Nigel Farage at the CPAC conference
Nigel Farage at the CPAC conference, where he hailed Trump’s election and Brexit as a ‘great global revolution’. Photograph: Alex Brandon/AP

Nigel Farage dined out with Donald Trump on Saturday night after managing to secure a last-minute invitation to join the US president for an evening meal.

The former Ukip leader was photographed sitting opposite Trump and alongside his daughter Ivanka, her husband and senior White House advisor Jared Kushner, and Florida governor Rick Scott at the president’s luxury hotel in Washington DC.

Posting the snap on Twitter, Farage wrote “Dinner with The Donald”. However, onlookers revealed that a place had only been made for him around the table at short notice.

Journalist Benny Johnson, who said the Secret Service “swarmed the place” before Trump’s arrival, had been keeping tabs on the group at the Trump International hotel.

Johnson, the creative director of online news outlet Independent Journal Review, wrote on Twitter: “Farage was not invited to this dinner. Squeezed in at last minute.”

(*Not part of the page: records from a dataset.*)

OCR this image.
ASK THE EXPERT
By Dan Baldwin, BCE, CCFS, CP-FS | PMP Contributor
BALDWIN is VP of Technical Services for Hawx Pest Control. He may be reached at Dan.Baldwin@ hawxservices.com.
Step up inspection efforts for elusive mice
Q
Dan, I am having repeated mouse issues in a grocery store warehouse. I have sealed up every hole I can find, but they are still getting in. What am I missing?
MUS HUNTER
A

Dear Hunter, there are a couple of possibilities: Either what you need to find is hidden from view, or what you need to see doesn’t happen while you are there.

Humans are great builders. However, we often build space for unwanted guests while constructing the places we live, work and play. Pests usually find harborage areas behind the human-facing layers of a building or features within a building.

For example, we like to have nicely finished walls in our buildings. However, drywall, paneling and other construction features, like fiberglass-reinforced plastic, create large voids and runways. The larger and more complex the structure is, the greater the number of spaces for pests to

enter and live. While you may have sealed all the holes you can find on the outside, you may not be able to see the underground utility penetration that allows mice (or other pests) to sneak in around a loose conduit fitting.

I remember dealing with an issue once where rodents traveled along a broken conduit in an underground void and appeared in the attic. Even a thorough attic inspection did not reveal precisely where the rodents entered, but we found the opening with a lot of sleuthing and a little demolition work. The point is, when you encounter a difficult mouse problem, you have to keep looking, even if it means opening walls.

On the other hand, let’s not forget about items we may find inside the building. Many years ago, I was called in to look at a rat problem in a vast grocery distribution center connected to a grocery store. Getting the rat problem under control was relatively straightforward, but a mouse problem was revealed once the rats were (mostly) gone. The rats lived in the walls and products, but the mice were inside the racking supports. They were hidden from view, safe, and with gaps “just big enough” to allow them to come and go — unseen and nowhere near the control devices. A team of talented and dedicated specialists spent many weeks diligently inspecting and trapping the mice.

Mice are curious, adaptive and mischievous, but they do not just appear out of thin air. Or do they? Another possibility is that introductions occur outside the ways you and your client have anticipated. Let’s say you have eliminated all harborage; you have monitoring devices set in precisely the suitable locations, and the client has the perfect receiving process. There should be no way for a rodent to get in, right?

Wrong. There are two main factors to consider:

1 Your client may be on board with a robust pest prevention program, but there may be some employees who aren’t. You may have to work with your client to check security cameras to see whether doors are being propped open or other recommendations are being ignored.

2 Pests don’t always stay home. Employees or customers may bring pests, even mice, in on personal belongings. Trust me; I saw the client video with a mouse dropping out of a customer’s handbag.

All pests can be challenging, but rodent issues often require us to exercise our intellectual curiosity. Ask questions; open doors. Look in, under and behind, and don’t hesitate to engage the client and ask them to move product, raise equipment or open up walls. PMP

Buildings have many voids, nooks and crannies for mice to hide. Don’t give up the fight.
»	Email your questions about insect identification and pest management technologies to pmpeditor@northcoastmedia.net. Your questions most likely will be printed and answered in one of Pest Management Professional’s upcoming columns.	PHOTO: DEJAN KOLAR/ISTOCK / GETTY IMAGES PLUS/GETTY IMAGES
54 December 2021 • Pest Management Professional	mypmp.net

Earlier in the day Farage had backed Trump’s treatment of the mainstream media, heaping praise on his political ally in a television interview. He told Fox News: “They [the media] are simply not prepared to accept that Brexit happened, that Trump happened, they kind of want to turn the clock back. And what they don’t realise is they are losing viewers, they are losing listeners, they are losing this battle big time and I’m pleased the president is not afraid to stand up to them.”

Speaking at the Conservative Political Action Conference (CPAC) in Washington on Friday, Farage said the Brexit vote and Trump’s election had launched a “great global revolution”.

Addressing the audience, he added: “And it’s not going to stop, it’s one that is going to roll out across the rest of the great world.”

Farage said he was proud to have supported Trump in the election and blasted US mainstream media for being “in deep denial” about Trump’s victory, but said Americans as a whole will grow to appreciate their new leader. “Just as Brexit becomes more popular by the day, President Trump will become more popular in America by the day,” he said.

As Farage made further inroads to align himself with Trump, back in Britain Ukip was dealing with the fallout of the party’s defeat to Labour in the Stoke by-election.

The party’s deputy leader, Peter Whittle, admitted it may have been a mistake for leader Paul Nuttall to run for the party in Stoke Central so early in his leadership. Speaking on BBC1’s Andrew Marr Show, the London Assembly member said voters may not have known Nuttall well enough, given he stood for election just 12 weeks after becoming party leader.

Nuttall, who Whittle said could not appear on the show as he had a holiday booked immediately after the election result, was placed second on polling day, barely increasing the party’s share of the vote despite Ukip’s pledge to seize power from Labour.

Whittle told Marr: “If there was one mistake we made, it was that maybe Paul shouldn’t have run so early. He’s only been leader for 12 weeks. People hadn’t got to know him well enough, I think.” He added: “We didn’t win this time – there are many byelections coming up.”

Whittle dismissed threats from Arron Banks, Ukip’s main donor, to set up another party unless he was made chairman, saying “there are other people” who would provide funding.

Banks has threatened to pull his funding unless he is made chairman so he can “purge” members and stop it being “run like a jumble sale”. Asked if he did not want Banks as Ukip chairman, Whittle replied: “It would be a very interesting conversation to have. I’ve always been very, very grateful for Arron’s contributions.”

He went on: “If Arron does take his money away, there are other people. Obviously I wouldn’t want that to happen. These sort of interventions are run-of-the-mill, they happen all the time within our party. It’s part of politics.

“I think the difference is, with us, people tend to see a kind of do-or-die situation in virtually every controversy.”